En la actualidad, la poca diferencia entre el primer y segundo partido ubicado en las encuestas, tiene que ver no solo con el descrédito por parte de la población trabajadora con los partidos burgueses; esto, entonces, nos conduce al tema de la crisis misma de los partidos a los cuales la burguesía le ha apostado para estar al frente de las instituciones del Estado capitalista.

Estos datos pueden decir que existe una recomposición del bipartidismo, con el PLN y el PUSC a la cabeza, pero esto se pone en entredicho debido a que ninguno de los dos alcanza siquiera el 20%.

Está instalado el hecho de que, para un sector importante de la población trabajadora, tanto el PUSC como el PLN representa la corrupción y la entrega de los recursos del país a manos de las grandes transnacionales. Además, estos partidos se identifican como parte de los culpables de la aprobación de proyectos como el plan fiscal. ¿Por qué están arriba en las encuestas? En parte se debe a que existe otro partido cuyo desgaste es significativo: el PAC.

El Partido Acción Ciudadana, despertó ciertas expectativas de ser gobierno distinto al bipartidismo, pero desde el comienzo incluso fue más agresivo en los ataques que ya venían llevando a cabo el PLN/PUSC, con proyectos como el mismo combo fiscal, el sometimiento al capital extranjero mediante el acuerdo con el FMI o todos los ataques a la clase trabajadora durante la pandemia. Casos como el Cementazo, UPAD o los escándalos del financiamiento de sus campañas demuestran el descontento con este partido no es infundado, y tal parece no logrará un tercer mandato consecutivo.
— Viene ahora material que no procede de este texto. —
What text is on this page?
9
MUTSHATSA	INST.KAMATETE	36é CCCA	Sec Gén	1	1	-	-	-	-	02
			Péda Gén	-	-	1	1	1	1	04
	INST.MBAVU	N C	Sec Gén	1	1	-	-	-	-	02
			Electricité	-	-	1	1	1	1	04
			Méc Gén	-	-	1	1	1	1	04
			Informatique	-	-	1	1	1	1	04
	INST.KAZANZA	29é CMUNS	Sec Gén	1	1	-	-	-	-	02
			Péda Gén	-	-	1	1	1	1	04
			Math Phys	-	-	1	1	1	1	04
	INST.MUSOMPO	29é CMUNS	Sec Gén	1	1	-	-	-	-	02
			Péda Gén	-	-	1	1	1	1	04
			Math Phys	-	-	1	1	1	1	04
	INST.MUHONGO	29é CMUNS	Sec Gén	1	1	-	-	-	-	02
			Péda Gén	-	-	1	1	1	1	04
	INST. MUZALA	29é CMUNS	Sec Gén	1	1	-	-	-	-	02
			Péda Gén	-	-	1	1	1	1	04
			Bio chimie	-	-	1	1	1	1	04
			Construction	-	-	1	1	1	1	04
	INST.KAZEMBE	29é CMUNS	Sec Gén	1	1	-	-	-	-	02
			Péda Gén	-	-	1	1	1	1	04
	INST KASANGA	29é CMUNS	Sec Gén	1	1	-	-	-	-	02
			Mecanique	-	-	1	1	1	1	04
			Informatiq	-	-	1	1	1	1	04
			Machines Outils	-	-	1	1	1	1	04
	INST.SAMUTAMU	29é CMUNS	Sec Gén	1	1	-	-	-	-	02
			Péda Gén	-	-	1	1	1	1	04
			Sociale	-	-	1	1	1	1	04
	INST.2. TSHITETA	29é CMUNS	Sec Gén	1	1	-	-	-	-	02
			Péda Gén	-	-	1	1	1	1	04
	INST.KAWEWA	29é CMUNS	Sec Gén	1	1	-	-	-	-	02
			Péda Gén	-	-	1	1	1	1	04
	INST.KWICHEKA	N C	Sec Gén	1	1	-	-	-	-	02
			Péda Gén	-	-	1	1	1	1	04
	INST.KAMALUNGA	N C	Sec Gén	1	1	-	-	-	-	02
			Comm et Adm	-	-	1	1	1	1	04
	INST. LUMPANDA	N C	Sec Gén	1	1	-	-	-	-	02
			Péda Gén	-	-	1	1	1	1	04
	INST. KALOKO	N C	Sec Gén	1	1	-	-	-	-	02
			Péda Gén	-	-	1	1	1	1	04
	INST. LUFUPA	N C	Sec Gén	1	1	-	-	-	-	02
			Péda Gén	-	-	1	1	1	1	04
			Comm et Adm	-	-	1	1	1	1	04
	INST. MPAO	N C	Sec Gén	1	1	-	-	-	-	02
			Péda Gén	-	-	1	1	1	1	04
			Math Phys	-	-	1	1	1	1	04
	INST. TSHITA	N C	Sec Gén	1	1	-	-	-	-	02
¿Cuál sería la postura del PT en una eventual segunda ronda?

En 2018 cuando llamamos a votar nulo entre Fabricio y Carlos Alvarado, fuimos víctimas de diferentes ataques incluso desde sectores de la izquierda. Pero en ese momento alertamos que cualquiera de los dos candidatos que resultaran electos iban a ser agentes de los ataques contra el pueblo trabajador, que ninguno representaba los intereses de los sectores oprimidos y explotados y que la tarea principal era preparar la lucha contra los ataques venideros.

El tiempo nos dio la razón unos meses después, cuando el gobierno PAC, junto con los demás partidos de la burguesía, impulsaron el combo fiscal que desencadenó en la huelga histórica de noventa días. Ese solo sería el comienzo de una historia de permanentes proyectos contra las condiciones de vida de la clase trabajadora que se agudizarían durante la pandemia.

Por eso, tal y como sucedió hace 4 años, en una eventual segunda ronda nuestro partido se colocaría en la trinchera de denuncia de la institucionalidad capitalista, donde las elecciones solo sirven para decidir quiénes van a seguir atacando al pueblo pobre. Nos posicionaríamos claramente como voz de denuncia y pondremos nuestra organización al servicio de preparar las peleas venideras, sea cual sea el partido que gobierne.